If you are stitching the sides and front of the cap simultaneously, use separate pieces of backing. Overlap them so the backing can bend to the cap shape during stitching and prevent pulling and puckering.

Digitizing and placement

There isn’t much real estate on the cap front for your message, so consider creative ways to make the most of what you have. If words or contact information are too small, recognition will be diminished and any advertising effect the cap will have will be minimized. This is the time to remember that the sides and back are fair game for stitching, so consider putting the website or phone number there, leaving more room on the front for name and logo. Contact information on the back is less confrontational, allowing a potential customer to read it without being “in your face” about it.

I like to place elements of the design side-by-side in order to allow them both to be larger and to avoid, whenever possible, any center seam. Asymmetrical designs can be more pleasing than a stacked, predictable logo and name.

When digitizing for a cap be sure to make a note of any special effects such as appliqué or puffy foam. If you contract your digitizing out, be sure to communicate any of this information to the digitizer.

Stitching rolls the fabric of the cap, so digitize underlay under the area to be stitched in order to marry the cap front to the backing right at the start. Digitize from the inside out and bottom up to roll the fabric in front of the design as it stitches. This can prevent puckers and bubbles from forming and improve the registration of the stitching.

Use underlay to tame difficult fabrics such as corduroy. When stitching lettering, a single line of stitching will work, but a single or double zigzag can hold the backing in place, stabilize the target fabric and create a smooth, lofty letter or shape. Remember to add compensation to your lettering. This means that you make the stitches wider if they will pull in and stop short when they will push up. Vertical letters push out at the top and round letters pull in at the sides.

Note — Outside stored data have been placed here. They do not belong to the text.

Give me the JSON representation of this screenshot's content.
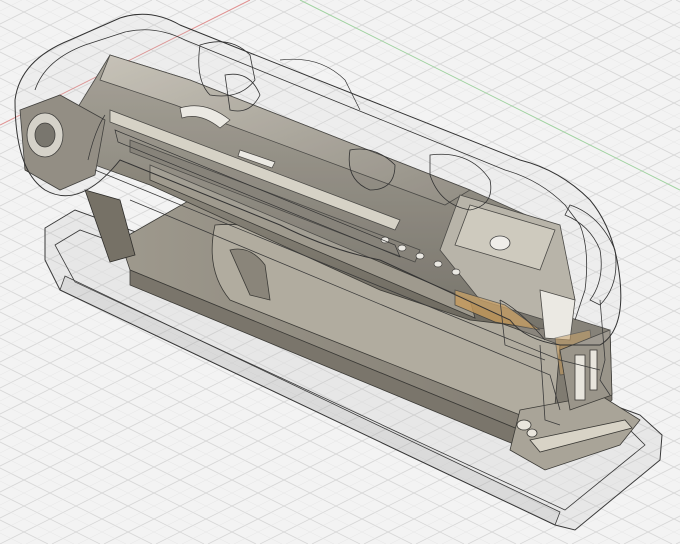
{
  "viewport": {
    "background": "#f3f3f3",
    "grid_color": "#d7d7d7",
    "grid_minor_color": "#e6e6e6",
    "axis_x_color": "#e08f8f",
    "axis_y_color": "#9fd29f",
    "view_mode": "isometric",
    "visual_style": "shaded with hidden edges"
  },
  "model": {
    "component": "stapler",
    "body_color": "#8f8a7f",
    "body_light_color": "#b5b0a4",
    "body_dark_color": "#6e6a61",
    "ghost_outline_color": "#3a3a3a",
    "highlight_color": "#c79b5b"
  }
}
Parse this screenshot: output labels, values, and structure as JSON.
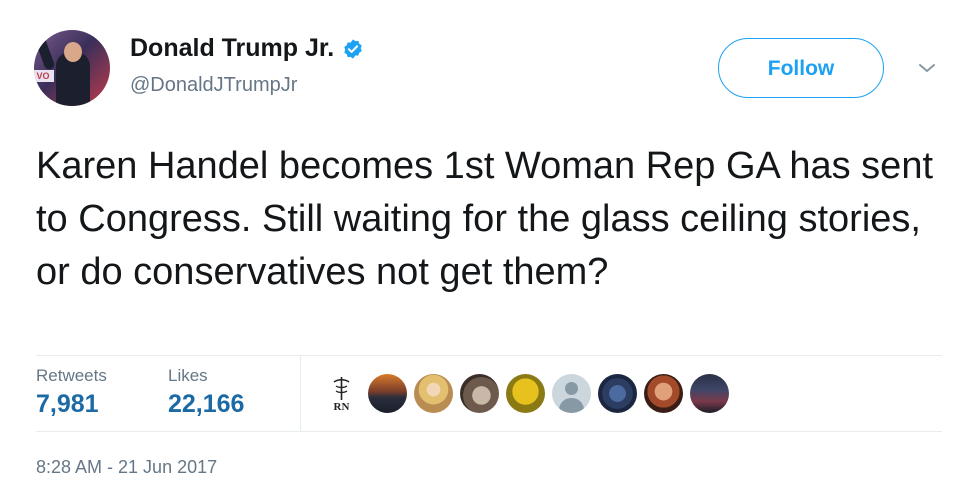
{
  "author": {
    "display_name": "Donald Trump Jr.",
    "handle": "@DonaldJTrumpJr",
    "verified": true,
    "avatar_sign_text": "VO"
  },
  "follow_label": "Follow",
  "tweet_text": "Karen Handel becomes 1st Woman Rep GA has sent to Congress. Still waiting for the glass ceiling stories, or do conservatives not get them?",
  "stats": {
    "retweets_label": "Retweets",
    "retweets_value": "7,981",
    "likes_label": "Likes",
    "likes_value": "22,166"
  },
  "likers": [
    {
      "name": "liker-rn-logo",
      "text": "RN"
    },
    {
      "name": "liker-sunset"
    },
    {
      "name": "liker-blonde"
    },
    {
      "name": "liker-dog"
    },
    {
      "name": "liker-yellow"
    },
    {
      "name": "liker-default"
    },
    {
      "name": "liker-tv"
    },
    {
      "name": "liker-man"
    },
    {
      "name": "liker-city"
    }
  ],
  "timestamp": "8:28 AM - 21 Jun 2017",
  "colors": {
    "accent": "#1da1f2",
    "stat_value": "#1c6aa5",
    "secondary_text": "#657786",
    "divider": "#e6ecf0"
  }
}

(Digitizing tip: When you are ready to digitize the phone number or web site for the cap back, use the cap itself as a template. Scan in the arc of the cap and use it for matching the curve of the cap back exactly. This simple trick will make you look like a pro even if you are stitching your first cap!)

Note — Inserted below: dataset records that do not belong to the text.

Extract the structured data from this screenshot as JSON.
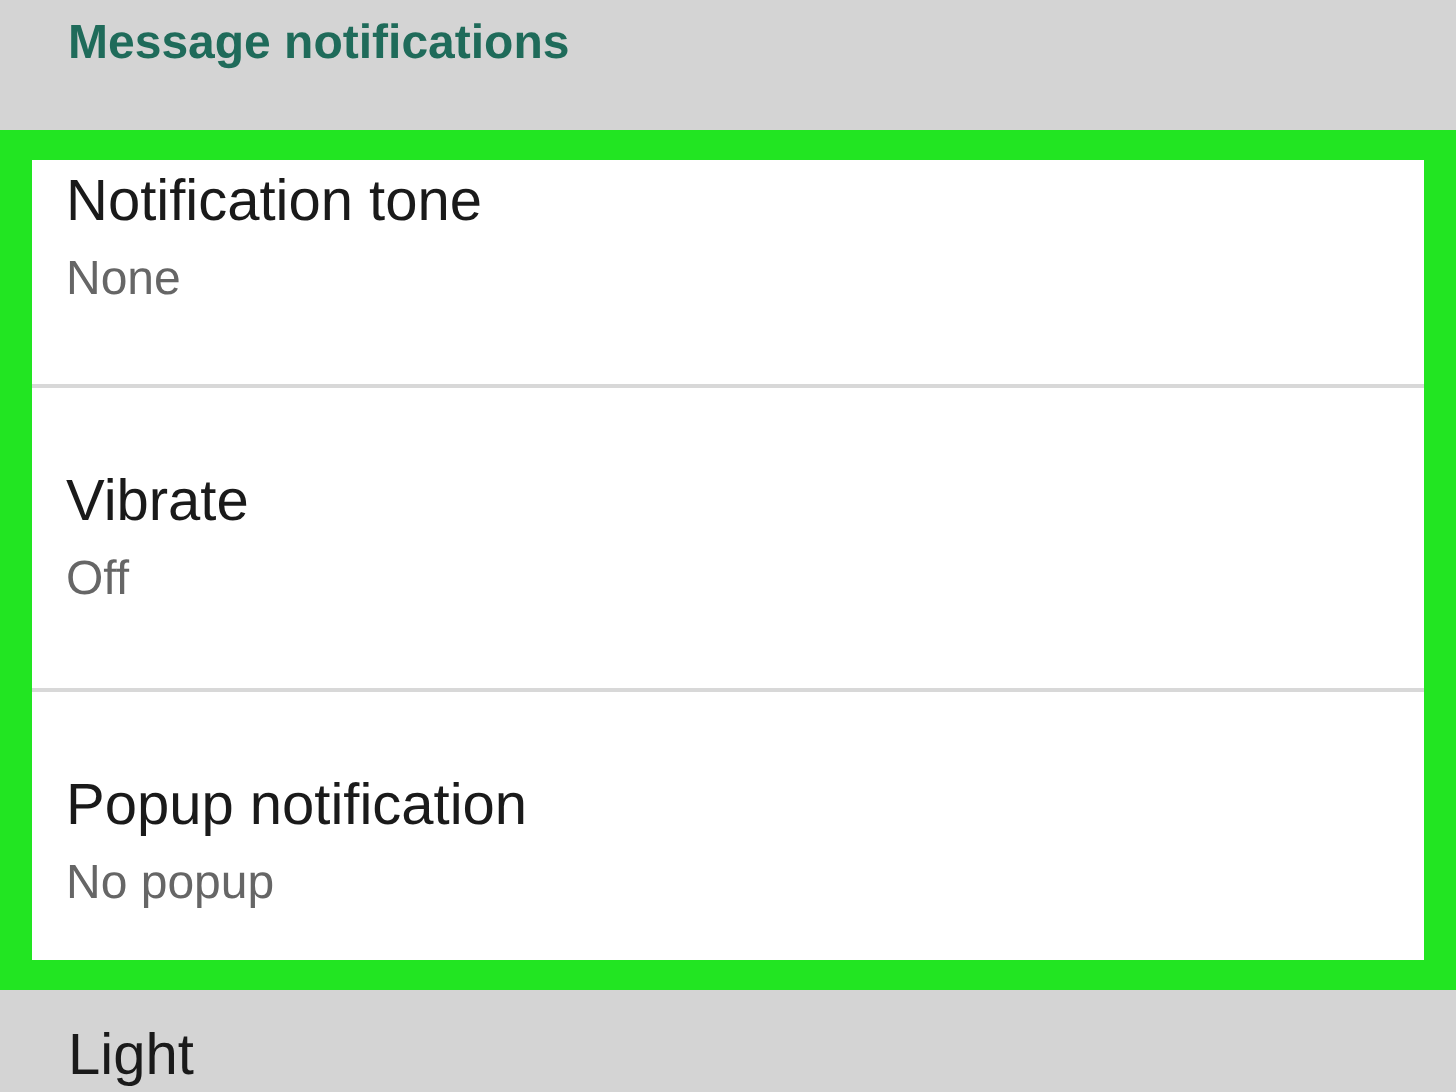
{
  "section": {
    "title": "Message notifications"
  },
  "items": [
    {
      "title": "Notification tone",
      "value": "None"
    },
    {
      "title": "Vibrate",
      "value": "Off"
    },
    {
      "title": "Popup notification",
      "value": "No popup"
    }
  ],
  "next_item": {
    "title": "Light"
  }
}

Consider using a series of small (1mm) stitches at the start of the design to tie down the thread before the stitching begins. You can also use these starting stitches to tame any center seam. Use a run stitch from the bottom of the design to the top and then stitch a zigzag underlay to fill the ditch of the center seam, guaranteeing that the indentation will not be seen in your finished product. You can add a thin piece of foam or backing under the stitches to ensure that there will be no visual division in the design.

Keep satin columns under ¼" wide. Use split satins for wide columns to get the look of satin while fending off any thread snags. You can even use two columns, side by side, in a wide area, using a jagged edge on the joining side. Fills should be 0 or 90 degrees (horizontal or vertical). Other angles may push the cap and compromise registration. Use shorter stitches in your fills to help prevent puckering.

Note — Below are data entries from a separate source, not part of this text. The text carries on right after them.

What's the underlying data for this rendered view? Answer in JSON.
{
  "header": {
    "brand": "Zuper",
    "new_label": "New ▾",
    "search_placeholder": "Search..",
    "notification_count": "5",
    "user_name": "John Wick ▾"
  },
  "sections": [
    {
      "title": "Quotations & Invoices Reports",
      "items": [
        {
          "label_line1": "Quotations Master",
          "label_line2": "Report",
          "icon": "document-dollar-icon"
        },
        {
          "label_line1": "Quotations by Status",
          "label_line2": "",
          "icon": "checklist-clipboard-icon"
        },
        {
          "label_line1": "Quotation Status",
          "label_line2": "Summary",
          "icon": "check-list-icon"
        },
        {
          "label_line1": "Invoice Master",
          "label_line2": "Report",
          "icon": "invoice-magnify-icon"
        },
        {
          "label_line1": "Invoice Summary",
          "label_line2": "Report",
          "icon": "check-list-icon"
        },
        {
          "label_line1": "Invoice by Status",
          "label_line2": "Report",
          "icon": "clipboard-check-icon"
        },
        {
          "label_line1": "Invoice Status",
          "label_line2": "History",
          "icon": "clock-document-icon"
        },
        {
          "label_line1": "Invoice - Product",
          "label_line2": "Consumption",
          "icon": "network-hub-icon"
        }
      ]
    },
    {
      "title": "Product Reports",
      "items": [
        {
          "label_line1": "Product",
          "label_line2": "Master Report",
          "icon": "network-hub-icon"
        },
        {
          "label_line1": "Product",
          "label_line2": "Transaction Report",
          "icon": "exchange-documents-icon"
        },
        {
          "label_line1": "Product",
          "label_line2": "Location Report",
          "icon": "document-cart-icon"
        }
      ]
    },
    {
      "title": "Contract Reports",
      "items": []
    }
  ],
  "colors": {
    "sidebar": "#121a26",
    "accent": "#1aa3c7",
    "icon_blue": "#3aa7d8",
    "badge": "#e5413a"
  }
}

If your design calls for small lettering, especially if your cap is made with a difficult fabric, use a crisscross network of loose fill behind the design in the same color as the cap. It is unobtrusive and allows the small details or letters to stand on top of the fabric instead of sinking in to it.

Obtaining cap-ability

The best embroiderer is an educated embroiderer and nowhere is this more true than when confronting the cap. Learn the terms and construction of the cap so you can converse with your customers in a way that makes them feel comfortable with your assistance with the selection of the cap.

Make a check-list that includes best cap, proper needles, backing and thread, quality digitizing, secure hooping and careful, considered design placement. When all things are in place, you will be able to push that start button with confidence, knowing you have laid the foundation for quality stitching. And your customer will ever be happy with the results that come from your cap-able hands.